Americans, it’s time to embrace the mini-vacation.
Somewhere along the way, we got it into our heads that a “vacation” means piling the whole family into the car and road tripping across the country, stopping at every historical marker along the way. We think it means splurging to bring the whole family to Disneyworld for a week, or taking a once-in-a-lifetime Mediterranean cruise.
The problems with this type of vacation:
· It’s expensive.
· It requires time away from school, work, sports, and other obligations.
Because of those two reasons, Americans travel far less than we should. We’re so all-or-nothing about vacation culture in America that most of our vacations end up as bucket list items that never become reality.

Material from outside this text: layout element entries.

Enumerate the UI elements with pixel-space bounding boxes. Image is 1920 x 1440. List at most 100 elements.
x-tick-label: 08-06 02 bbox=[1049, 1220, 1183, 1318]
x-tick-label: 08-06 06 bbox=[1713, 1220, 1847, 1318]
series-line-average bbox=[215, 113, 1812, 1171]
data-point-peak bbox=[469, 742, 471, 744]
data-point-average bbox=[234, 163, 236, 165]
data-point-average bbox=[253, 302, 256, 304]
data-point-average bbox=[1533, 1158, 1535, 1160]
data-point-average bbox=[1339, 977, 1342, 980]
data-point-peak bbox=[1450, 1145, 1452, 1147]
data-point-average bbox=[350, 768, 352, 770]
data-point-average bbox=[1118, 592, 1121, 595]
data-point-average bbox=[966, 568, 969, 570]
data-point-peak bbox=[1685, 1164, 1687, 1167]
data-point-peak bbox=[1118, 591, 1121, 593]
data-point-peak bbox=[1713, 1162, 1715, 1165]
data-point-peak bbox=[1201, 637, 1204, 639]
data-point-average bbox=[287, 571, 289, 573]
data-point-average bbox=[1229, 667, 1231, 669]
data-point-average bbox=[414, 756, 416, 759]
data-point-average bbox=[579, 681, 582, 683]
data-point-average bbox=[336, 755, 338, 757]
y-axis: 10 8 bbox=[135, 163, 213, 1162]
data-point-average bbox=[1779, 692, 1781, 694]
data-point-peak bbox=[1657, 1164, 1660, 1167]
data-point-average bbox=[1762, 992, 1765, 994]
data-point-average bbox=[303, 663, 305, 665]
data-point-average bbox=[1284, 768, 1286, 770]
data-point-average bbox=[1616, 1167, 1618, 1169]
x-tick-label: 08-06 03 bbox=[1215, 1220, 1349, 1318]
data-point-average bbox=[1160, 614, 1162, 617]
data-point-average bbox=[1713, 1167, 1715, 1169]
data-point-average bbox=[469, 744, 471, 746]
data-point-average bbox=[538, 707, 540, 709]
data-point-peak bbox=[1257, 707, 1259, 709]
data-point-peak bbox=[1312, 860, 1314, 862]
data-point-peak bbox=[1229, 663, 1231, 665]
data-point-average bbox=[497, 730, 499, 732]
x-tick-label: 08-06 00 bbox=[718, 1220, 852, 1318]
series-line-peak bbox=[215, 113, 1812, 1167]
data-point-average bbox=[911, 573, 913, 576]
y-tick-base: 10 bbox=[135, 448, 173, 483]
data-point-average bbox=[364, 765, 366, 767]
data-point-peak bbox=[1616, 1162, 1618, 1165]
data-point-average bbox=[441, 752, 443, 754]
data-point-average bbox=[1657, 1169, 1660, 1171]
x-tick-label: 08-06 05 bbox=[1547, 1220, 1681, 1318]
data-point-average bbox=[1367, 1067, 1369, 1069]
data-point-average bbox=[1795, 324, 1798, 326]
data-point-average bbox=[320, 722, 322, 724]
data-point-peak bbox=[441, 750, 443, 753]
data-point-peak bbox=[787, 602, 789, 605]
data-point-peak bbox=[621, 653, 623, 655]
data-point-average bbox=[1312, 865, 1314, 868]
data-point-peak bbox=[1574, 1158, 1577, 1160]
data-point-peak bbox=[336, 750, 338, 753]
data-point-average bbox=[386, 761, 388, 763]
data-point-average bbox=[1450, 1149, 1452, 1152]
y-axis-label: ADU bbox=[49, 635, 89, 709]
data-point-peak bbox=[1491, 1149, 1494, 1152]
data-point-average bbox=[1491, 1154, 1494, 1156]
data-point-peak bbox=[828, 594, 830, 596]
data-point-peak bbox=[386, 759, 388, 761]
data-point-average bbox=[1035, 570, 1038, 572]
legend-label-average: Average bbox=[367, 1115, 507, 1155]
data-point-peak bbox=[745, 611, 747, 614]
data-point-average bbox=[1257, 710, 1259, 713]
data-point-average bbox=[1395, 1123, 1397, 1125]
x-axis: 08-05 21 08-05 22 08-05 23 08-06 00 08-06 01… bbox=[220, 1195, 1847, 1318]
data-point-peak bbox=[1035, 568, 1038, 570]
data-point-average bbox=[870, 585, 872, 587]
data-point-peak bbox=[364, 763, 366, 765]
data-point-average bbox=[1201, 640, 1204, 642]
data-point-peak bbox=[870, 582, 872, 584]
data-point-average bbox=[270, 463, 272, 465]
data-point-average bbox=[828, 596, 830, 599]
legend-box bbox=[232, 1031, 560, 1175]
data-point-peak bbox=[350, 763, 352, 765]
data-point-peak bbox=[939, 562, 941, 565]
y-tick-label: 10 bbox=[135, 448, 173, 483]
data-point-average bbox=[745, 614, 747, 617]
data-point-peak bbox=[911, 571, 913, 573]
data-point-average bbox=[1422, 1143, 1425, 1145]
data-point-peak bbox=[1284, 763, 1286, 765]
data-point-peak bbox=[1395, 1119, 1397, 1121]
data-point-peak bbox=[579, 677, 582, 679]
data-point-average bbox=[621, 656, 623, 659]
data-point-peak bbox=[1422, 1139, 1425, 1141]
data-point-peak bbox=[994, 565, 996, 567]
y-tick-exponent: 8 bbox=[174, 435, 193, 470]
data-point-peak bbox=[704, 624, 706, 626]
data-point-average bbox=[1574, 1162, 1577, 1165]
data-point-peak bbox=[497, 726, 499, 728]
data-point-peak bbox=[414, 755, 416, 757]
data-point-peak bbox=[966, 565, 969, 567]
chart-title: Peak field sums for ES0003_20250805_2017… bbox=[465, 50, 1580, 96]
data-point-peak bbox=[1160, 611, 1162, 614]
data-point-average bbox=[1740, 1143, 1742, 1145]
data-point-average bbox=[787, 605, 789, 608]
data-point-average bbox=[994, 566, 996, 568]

Let’s start thinking like Europeans.
Let’s embrace the weekend getaway. Let’s revel in a last-minute plan. Let’s be in a cubicle one minute and fully on vacation an hour or two later.
These little “sips” of vacation sustain us throughout the year much more than a big vacation every few years—and they don’t have to replace the big vacation. That’s because mini-vacations, by their very definition, don’t necessarily require time off, and they don’t even have to require an expensive plane ride.
Book a weekend in a lodge a couple of hours from home.
Book a night or two at a hotel in your very own city and become a tourist in your very own hometown.
Whatever you do, the important thing is that you do it. The tiny vacation you do take will always be better than the once-in-a-lifetime trip you never get around to taking.